Beschwerden aussichtslos
Salzmann schlägt daher vor: Das Parlament soll jedes inventarisierte Schutzgebiet einzeln in einem referendumsfähigen Beschluss bewilligen und ihnen die laut Salzmann fehlende demokratische Legitimation verschaffen. Verweigert es dies im Einzelfall, soll im betreffenden Gebiet das nationale Interesse am Ausbau der erneuerbaren Energien dem – ebenfalls nationalen – Interesse des Natur- und Heimatschutzes ohne Wenn und Aber vorangehen; Beschwerden würden damit faktisch aussichtslos.
«Es geht um einen totalen Abbau des Umwelt- und Landschaftsschutzes.»
Landschaftsschützer halten Salzmanns Argumentation der mangelnden demokratischen Legitimation für vorgeschoben, denn: Die Bundesverfassung und das Natur- und Heimatschutzgesetz schreiben vor, dass der Bundesrat Inventare der Natur- und Kulturdenkmäler unseres Landes nach Konsultation der Kantone erlässt.

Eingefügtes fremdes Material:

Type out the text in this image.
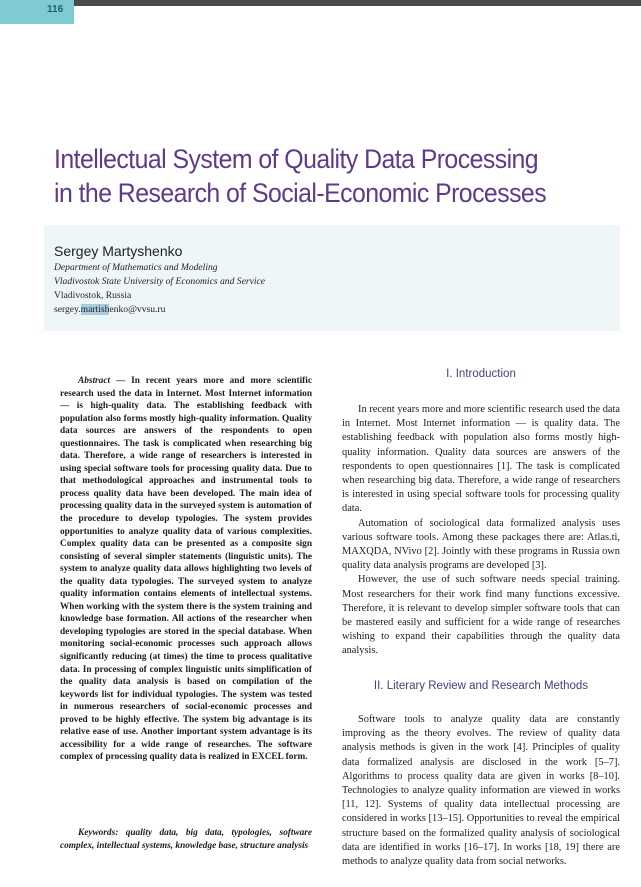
116
Intellectual System of Quality Data Processing
in the Research of Social-Economic Processes
Sergey Martyshenko
Department of Mathematics and Modeling
Vladivostok State University of Economics and Service
Vladivostok, Russia
sergey.martishenko@vvsu.ru
Abstract — In recent years more and more scientific research used the data in Internet. Most Internet information — is high-quality data. The establishing feedback with population also forms mostly high-quality information. Quality data sources are answers of the respondents to open questionnaires. The task is complicated when researching big data. Therefore, a wide range of researchers is interested in using special software tools for processing quality data. Due to that methodological approaches and instrumental tools to process quality data have been developed. The main idea of processing quality data in the surveyed system is automation of the procedure to develop typologies. The system provides opportunities to analyze quality data of various complexities. Complex quality data can be presented as a composite sign consisting of several simpler statements (linguistic units). The system to analyze quality data allows highlighting two levels of the quality data typologies. The surveyed system to analyze quality information contains elements of intellectual systems. When working with the system there is the system training and knowledge base formation. All actions of the researcher when developing typologies are stored in the special database. When monitoring social-economic processes such approach allows significantly reducing (at times) the time to process qualitative data. In processing of complex linguistic units simplification of the quality data analysis is based on compilation of the keywords list for individual typologies. The system was tested in numerous researchers of social-economic processes and proved to be highly effective. The system big advantage is its relative ease of use. Another important system advantage is its accessibility for a wide range of researches. The software complex of processing quality data is realized in EXCEL form.
Keywords: quality data, big data, typologies, software complex, intellectual systems, knowledge base, structure analysis
I. Introduction

In recent years more and more scientific research used the data in Internet. Most Internet information — is quality data. The establishing feedback with population also forms mostly high-quality information. Quality data sources are answers of the respondents to open questionnaires [1]. The task is complicated when researching big data. Therefore, a wide range of researchers is interested in using special software tools for processing quality data.

Automation of sociological data formalized analysis uses various software tools. Among these packages there are: Atlas.ti, MAXQDA, NVivo [2]. Jointly with these programs in Russia own quality data analysis programs are developed [3].

However, the use of such software needs special training. Most researchers for their work find many functions excessive. Therefore, it is relevant to develop simpler software tools that can be mastered easily and sufficient for a wide range of researches wishing to expand their capabilities through the quality data analysis.

II. Literary Review and Research Methods

Software tools to analyze quality data are constantly improving as the theory evolves. The review of quality data analysis methods is given in the work [4]. Principles of quality data formalized analysis are disclosed in the work [5–7]. Algorithms to process quality data are given in works [8–10]. Technologies to analyze quality information are viewed in works [11, 12]. Systems of quality data intellectual processing are considered in works [13–15]. Opportunities to reveal the empirical structure based on the formalized quality analysis of sociological data are identified in works [16–17]. In works [18, 19] there are methods to analyze quality data from social networks.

Und: Im Falle des Moorschutzes verlangten dies explizit auch Volk und Stände – mit der Annahme der Rothenthurm-Initiative 1987. In Tat und Wahrheit, so Rodewald, «geht es um einen totalen Abbau des Umwelt- und Landschaftsschutzes».
Verfassungsrechtliche Bedenken
Offen ist, ob Salzmanns Vorstoss im Parlament durchkommen wird. Entscheidend dürfte nicht nur sein, ob das Parlament es als seine Aufgabe erachtet, über den Schutzstatus einzelner Gebiete zu entscheiden. Eine wichtige Rolle spielen dürfte auch, ob es die Neuerung als potenzielle Bremse für den Ausbau der erneuerbaren Energien taxiert. Nationalrat Beat Flach (GLP) etwa sieht diese Gefahr. So wäre es denkbar, dass das Parlament ein bestimmtes Schutzgebiet aus dem Inventar streichen würde, damit dort ein Windpark entstehen könnte – und dieser Beschluss durch ein Referendum verzögert würde.
Bereits absehbar ist, dass – wie schon bei der «Lex Bodenmann» – verfassungsrechtliche Bedenken in die Debatte einfliessen werden. Nationalrat Kurt Fluri (FDP) verweist darauf, dass die Bundesverfassung Moore und Moorlandschaften absolut schütze und zudem nicht nur eine ausreichende, sondern auch eine umweltverträgliche Energieversorgung postuliere. «Das aber hat die Mehrheit der ständerätlichen Umweltkommission in ihrem Eifer verkannt», sagt Fluri, der die Stiftung Landschaftsschutz präsidiert. Er hofft, dass der Ständerat den Entscheid korrigieren wird.